Sebagai tambahan, dalam madzhab Syafi’i, istilah walimah tidak hanya dikhususkan untuk pesta pernikahan. Maka dari itu, kesunahan mengadakan walimah tidak dibatasi hanya untuk nikah, tapi juga disunahkan pada saat bangun rumah, khitan, pulang dari perjalanan, dan lain-lain.

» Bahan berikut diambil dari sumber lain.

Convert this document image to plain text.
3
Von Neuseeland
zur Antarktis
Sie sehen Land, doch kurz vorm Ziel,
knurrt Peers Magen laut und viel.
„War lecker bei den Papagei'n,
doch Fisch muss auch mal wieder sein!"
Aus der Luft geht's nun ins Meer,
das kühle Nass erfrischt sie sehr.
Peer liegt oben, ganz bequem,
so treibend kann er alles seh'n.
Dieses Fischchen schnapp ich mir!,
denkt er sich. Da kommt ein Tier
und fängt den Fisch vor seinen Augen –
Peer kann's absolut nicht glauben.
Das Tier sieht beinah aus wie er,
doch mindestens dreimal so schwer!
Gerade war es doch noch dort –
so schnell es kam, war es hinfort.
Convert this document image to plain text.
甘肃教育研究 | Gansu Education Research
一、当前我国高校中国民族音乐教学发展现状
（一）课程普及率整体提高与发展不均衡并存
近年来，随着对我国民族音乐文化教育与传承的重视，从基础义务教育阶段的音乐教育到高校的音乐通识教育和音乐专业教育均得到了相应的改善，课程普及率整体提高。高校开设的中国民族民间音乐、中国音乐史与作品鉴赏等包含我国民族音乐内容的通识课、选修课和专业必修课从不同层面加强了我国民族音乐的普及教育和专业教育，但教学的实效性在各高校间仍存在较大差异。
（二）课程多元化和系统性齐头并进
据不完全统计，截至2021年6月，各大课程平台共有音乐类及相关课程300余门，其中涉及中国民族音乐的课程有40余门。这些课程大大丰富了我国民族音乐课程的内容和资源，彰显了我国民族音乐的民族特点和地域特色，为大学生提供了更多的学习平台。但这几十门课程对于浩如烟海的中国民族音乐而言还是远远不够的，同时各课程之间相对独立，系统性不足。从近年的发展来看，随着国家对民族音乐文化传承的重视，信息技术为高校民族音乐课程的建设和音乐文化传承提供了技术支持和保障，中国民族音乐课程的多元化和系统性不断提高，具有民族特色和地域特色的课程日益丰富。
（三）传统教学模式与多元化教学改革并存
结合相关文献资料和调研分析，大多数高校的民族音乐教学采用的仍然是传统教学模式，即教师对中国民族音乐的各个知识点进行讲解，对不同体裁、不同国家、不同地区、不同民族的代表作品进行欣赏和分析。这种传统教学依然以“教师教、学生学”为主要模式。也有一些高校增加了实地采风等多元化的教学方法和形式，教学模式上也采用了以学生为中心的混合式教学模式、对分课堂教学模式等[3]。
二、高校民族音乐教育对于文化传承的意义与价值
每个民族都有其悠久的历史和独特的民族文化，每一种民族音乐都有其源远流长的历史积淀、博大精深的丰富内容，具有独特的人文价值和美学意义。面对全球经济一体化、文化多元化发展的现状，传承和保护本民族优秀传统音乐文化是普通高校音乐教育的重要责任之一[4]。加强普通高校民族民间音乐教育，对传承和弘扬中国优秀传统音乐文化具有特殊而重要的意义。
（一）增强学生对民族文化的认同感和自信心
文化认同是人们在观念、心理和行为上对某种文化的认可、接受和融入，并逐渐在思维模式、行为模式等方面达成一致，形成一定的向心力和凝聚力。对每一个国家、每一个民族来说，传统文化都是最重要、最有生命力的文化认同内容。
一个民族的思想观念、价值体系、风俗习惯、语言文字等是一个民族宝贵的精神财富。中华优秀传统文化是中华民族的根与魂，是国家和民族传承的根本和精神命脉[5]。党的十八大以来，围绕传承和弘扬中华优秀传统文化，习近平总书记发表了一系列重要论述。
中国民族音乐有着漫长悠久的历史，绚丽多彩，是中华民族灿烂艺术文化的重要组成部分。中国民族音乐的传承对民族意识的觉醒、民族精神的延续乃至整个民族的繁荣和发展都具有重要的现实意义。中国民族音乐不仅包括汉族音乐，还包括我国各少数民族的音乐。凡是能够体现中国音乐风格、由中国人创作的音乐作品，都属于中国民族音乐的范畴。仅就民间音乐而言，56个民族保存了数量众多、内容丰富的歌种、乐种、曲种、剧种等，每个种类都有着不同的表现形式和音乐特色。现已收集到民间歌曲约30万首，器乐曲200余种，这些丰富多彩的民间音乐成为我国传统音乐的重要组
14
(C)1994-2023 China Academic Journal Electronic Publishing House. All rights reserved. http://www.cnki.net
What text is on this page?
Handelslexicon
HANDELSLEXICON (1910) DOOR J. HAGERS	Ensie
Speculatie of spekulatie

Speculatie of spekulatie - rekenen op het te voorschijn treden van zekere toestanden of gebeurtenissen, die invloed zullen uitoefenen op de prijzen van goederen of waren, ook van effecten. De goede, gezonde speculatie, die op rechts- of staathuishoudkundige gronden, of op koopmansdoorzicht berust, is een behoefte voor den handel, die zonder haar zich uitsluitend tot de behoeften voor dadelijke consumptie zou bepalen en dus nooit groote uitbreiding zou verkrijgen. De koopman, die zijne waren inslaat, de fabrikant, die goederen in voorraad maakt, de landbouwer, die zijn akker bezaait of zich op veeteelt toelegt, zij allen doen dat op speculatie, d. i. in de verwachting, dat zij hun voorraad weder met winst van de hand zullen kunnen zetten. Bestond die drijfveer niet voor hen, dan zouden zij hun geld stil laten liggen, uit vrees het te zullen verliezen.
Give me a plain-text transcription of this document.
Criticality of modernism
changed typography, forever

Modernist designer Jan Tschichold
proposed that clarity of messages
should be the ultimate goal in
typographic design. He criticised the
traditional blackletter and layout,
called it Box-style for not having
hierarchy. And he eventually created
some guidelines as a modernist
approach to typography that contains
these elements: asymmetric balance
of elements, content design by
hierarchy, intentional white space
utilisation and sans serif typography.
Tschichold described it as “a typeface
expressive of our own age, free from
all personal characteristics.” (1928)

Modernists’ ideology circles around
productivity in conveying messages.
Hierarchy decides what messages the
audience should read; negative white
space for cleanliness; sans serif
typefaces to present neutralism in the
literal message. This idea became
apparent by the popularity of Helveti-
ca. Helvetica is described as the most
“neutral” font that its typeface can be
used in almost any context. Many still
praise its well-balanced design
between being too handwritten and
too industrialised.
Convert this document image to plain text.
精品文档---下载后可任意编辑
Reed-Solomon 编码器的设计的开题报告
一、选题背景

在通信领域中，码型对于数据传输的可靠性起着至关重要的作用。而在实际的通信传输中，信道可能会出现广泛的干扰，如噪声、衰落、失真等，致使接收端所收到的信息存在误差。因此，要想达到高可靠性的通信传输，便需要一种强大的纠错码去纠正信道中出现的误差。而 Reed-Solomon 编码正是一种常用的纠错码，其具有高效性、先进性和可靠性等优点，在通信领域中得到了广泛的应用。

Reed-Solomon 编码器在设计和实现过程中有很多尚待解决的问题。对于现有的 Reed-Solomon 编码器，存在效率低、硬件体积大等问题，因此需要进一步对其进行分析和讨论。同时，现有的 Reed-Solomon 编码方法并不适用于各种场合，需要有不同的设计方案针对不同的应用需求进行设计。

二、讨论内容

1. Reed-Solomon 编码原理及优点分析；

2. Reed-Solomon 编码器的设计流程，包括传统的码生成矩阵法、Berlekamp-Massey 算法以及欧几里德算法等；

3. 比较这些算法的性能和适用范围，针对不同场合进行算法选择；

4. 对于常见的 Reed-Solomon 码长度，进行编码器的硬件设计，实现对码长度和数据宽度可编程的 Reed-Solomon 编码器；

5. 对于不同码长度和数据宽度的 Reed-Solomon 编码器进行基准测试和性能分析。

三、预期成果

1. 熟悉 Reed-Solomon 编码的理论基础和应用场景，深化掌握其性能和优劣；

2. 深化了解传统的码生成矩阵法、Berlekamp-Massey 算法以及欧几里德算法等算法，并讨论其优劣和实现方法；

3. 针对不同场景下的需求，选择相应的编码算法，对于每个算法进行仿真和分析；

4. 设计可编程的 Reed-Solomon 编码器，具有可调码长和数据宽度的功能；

Pendapat ini sebagaimana dikutip Al-Jaziri dalam Al-Fiqhu ‘ala Madzahibil Arba’ah:

 

الشَّافِعِيَّةُ قَالُوا: يُسَنُّ صُنْعُ الطَّعَامِ وَالدَّعْوَةُ إِلَيْهِ عِندَ كُلِّ حَادِثِ سُرُورٍ، سَوَاءٌ كَانَ لِلْعُرْسِ أَوْ لِلْخِتَانِ أَوْ لِلْقُدُومِ مِنَ السَّفَرِ إِلَى غَيْرِ ذٰلِكَ مِمَّا ذُكِرَ.

 

Artinya: “Ulama madzhab Syafi’i berkata, "Disunnahkan membuat makanan dan mengundang orang untuk memakannya pada setiap peristiwa yang membahagiakan, baik itu karena pernikahan, khitan, pulang dari safar, atau selain itu dari hal-hal yang telah disebutkan".”

 

Merujuk pada pendapat di atas, tradisi walimatus safar yang dilakukan masyarakat Islam Nusantara selain hukumnya sunah juga sangat baik dilakukan. Karena pada saat itulah momen berbagi kepada sesama masyarakat atas kesempatan dan nikmat yang diberikan Allah SWT. Apalagi tidak semua orang yang diberikan kesempatan untuk berhaji. Wallahu a'lam.